I am running an elastic cluster with 3 masters and 5 data nodes, I have one coordinator node running on localhost which backsup as kibana fetch node (I mean it supports searches across the cluster)
My use case here is that I use elastic as a logging mechanism, whatever queries my server receives I bundle them up into the elastic cluster.

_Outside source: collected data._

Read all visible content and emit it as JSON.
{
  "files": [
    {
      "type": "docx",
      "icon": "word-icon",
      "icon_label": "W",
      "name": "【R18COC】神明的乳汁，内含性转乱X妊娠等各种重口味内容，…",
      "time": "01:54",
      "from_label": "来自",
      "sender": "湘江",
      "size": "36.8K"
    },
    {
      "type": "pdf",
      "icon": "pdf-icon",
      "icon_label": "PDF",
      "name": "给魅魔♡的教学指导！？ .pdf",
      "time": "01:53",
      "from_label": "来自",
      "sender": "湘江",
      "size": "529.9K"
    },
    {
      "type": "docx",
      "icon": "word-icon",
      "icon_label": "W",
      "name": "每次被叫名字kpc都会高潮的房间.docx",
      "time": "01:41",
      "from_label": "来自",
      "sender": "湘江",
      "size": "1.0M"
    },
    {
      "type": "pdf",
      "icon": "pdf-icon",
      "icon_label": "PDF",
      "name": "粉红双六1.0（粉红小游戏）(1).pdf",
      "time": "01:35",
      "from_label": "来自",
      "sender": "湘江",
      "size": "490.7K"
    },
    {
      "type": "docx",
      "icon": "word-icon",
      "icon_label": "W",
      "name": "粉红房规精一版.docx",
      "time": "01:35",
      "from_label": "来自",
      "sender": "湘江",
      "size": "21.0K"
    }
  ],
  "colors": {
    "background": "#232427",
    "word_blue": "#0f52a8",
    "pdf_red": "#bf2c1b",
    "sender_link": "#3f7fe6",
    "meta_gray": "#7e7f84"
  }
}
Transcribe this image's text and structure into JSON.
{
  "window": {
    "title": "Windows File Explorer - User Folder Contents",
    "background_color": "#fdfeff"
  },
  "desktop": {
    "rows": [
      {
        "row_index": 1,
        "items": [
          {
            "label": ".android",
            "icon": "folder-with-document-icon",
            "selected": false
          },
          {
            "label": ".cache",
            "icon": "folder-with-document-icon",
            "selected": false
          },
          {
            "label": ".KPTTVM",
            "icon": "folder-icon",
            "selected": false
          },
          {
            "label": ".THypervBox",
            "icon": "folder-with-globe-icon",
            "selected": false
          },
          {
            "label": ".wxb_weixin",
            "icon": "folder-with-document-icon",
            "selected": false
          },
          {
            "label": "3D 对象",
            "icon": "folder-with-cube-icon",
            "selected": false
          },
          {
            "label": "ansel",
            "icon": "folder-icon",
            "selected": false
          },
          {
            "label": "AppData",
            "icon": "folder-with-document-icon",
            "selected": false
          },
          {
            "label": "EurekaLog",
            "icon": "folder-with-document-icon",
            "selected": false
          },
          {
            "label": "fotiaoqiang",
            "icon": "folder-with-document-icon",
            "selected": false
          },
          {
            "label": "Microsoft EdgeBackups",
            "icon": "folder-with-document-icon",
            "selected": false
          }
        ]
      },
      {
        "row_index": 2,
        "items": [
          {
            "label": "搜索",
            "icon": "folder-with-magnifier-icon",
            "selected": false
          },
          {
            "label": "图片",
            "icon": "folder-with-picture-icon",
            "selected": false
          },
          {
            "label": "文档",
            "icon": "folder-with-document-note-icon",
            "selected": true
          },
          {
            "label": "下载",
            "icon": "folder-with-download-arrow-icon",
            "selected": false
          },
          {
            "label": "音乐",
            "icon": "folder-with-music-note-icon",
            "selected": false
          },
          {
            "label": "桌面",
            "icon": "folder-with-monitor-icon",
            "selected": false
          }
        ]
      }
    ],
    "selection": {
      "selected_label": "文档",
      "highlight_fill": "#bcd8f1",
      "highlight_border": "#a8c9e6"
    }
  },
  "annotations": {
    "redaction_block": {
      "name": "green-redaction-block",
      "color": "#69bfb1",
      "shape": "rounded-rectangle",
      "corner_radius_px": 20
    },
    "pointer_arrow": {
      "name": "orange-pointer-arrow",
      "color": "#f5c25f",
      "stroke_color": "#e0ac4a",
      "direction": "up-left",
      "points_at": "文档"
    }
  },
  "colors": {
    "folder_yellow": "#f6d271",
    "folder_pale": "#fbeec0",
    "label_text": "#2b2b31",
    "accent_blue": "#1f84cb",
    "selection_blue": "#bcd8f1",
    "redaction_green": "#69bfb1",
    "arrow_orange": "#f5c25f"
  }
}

However one mistake I did was that I defined only one data node as es.hosts = xxx.xxx.xxx
Worthy to mention I am using spark to put everything into elastic:
JavaEsSpark.saveJsonToEs(
dataset.toJavaRDD(),
getESIndex(API_TYPE.PREDICT),
ImmutableMap.of("es.mapping.id", _ESID));
Now yesterday on the weekend lots of load increased on my system and the system was in a hung state for over 12 hours, once I came to realize this I checked the logs and found:
[WARN ][o.e.m.j.JvmGcMonitorService] [NVMBD2BFM70V03] [gc][4109061] overhead, spent [956ms] collecting in the last [1.6s]
Apart from increasing the Java memory on this node how do I prevent any such occurrences. What principles are to be followed here? Also I think elastic should have detected my whole cluster and not relied on one single node of failure, what is the config for that?
Also below listed is my cluster health:
{"cluster_name":"MACHINELEARNING","status":"green","timed_out":false,"number_of_nodes":9,"number_of_data_nodes":5,"active_primary_shards":25,"active_shards":50,"relocating_shards":0,"initializing_shards":0,"unassigned_shards":0,"delayed_unassigned_shards":0,"number_of_pending_tasks":0,"number_of_in_flight_fetch":0,"task_max_waiting_in_queue_millis":0,"active_shards_percent_as_number":100.0}